The team aims to take several diagnostic technologies showing promise in research settings and investigate these in a real-world clinical setting. Additionally, they plan to advance the development of diagnostic tools, such as blood biomarkers, MRI brain imaging and cognitive testing, to expedite their translation from research to patient care.
No objective tests are used currently in clinical practice to determine dementia, a diagnostic gap which has fuelled common issues of delay and inaccuracy experienced by people who are first diagnosed. It is this uncertainty in diagnosis that the work of CREEDD hope to ameliorate by providing new technologies able to accurately diagnose dementia early on in disease at a time when therapeutic intervention can be most effective.
Clinical expertise from The Florey and partners will forge pathways to test and adopt these new technologies with their implementation into clinical services led by Monash University.
“It is well acknowledged that the growing prevalence of dementias in our aging population will continue to test the capacity of our health systems. We now have the opportunity to harness new diagnostic technologies that are emerging in medical research and apply them in the clinic where they have the potential to significantly improve current approaches in the diagnosis of dementia,” said Associate Professor Ayton, Head of the Translational Neurodegeneration Laboratory at The Florey.

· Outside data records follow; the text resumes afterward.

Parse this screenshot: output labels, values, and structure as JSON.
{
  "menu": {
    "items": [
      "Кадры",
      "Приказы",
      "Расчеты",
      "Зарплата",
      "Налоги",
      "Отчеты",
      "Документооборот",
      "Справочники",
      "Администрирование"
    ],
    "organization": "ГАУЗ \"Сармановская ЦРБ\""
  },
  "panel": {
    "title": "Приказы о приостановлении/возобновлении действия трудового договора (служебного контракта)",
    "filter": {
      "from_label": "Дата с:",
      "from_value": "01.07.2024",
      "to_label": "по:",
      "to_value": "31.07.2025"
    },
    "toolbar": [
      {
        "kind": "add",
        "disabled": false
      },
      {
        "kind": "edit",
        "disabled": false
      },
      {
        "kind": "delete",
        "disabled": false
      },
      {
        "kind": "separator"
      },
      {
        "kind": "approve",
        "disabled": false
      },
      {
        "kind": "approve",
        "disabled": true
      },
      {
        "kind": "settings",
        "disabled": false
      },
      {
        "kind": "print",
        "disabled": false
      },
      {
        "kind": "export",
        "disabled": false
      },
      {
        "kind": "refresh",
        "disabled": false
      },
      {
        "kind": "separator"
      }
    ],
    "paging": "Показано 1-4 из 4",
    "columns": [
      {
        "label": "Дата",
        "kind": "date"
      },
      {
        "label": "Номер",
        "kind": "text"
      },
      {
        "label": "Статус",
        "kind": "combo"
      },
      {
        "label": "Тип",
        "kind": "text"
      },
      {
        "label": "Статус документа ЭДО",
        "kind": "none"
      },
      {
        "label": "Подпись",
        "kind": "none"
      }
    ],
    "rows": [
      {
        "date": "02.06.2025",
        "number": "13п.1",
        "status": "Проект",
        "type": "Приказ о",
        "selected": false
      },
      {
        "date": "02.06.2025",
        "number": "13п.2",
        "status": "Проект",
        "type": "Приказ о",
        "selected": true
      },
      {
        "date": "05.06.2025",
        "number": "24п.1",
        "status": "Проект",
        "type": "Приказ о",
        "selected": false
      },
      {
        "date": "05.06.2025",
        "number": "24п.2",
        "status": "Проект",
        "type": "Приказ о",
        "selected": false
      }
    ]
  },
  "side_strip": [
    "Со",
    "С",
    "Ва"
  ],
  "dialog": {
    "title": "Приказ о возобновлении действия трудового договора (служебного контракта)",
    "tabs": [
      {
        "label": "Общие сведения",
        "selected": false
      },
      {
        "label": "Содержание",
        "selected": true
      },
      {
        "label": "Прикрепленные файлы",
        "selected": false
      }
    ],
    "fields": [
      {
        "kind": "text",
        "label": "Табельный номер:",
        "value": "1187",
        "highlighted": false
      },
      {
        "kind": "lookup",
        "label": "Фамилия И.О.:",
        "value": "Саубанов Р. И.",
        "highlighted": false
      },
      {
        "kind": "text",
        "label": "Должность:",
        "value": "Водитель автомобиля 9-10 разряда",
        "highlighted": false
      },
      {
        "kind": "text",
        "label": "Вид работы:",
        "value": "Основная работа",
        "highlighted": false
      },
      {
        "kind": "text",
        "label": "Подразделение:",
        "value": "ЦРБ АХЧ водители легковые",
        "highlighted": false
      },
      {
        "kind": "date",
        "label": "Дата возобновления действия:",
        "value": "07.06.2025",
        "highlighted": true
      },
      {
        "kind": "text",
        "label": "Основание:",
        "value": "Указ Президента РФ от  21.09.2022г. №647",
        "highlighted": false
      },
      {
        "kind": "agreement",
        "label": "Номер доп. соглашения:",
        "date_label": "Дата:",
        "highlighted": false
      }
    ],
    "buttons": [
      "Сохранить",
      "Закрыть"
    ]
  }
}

“We hope our work can ultimately provide better accuracy and delivery of diagnostic information to clinicians to help guide treatment options and care given to patients and their families,” he continued.
CREEDD will run alongside a new dementia research project at The Florey that was also recently funded by the Australian Government’s Medical Research Future Fund. Led by Professor Ashley Bush, the project will work with commercial partners to introduce the first TGA-registered blood test for Alzheimer’s disease. CREEDD endeavours to take promising diagnostics identified in this project, and in memory clinics around Australia to test their value and appropriateness in the real world.
“Overall, this program is about creating lasting change in the clinical practice of diagnosing dementia nationwide. We thank the Australian Government for their support in funding our mission to see faster, more accurate and equitable dementia diagnosis and care across Australia,” added Associate Professor Ayton.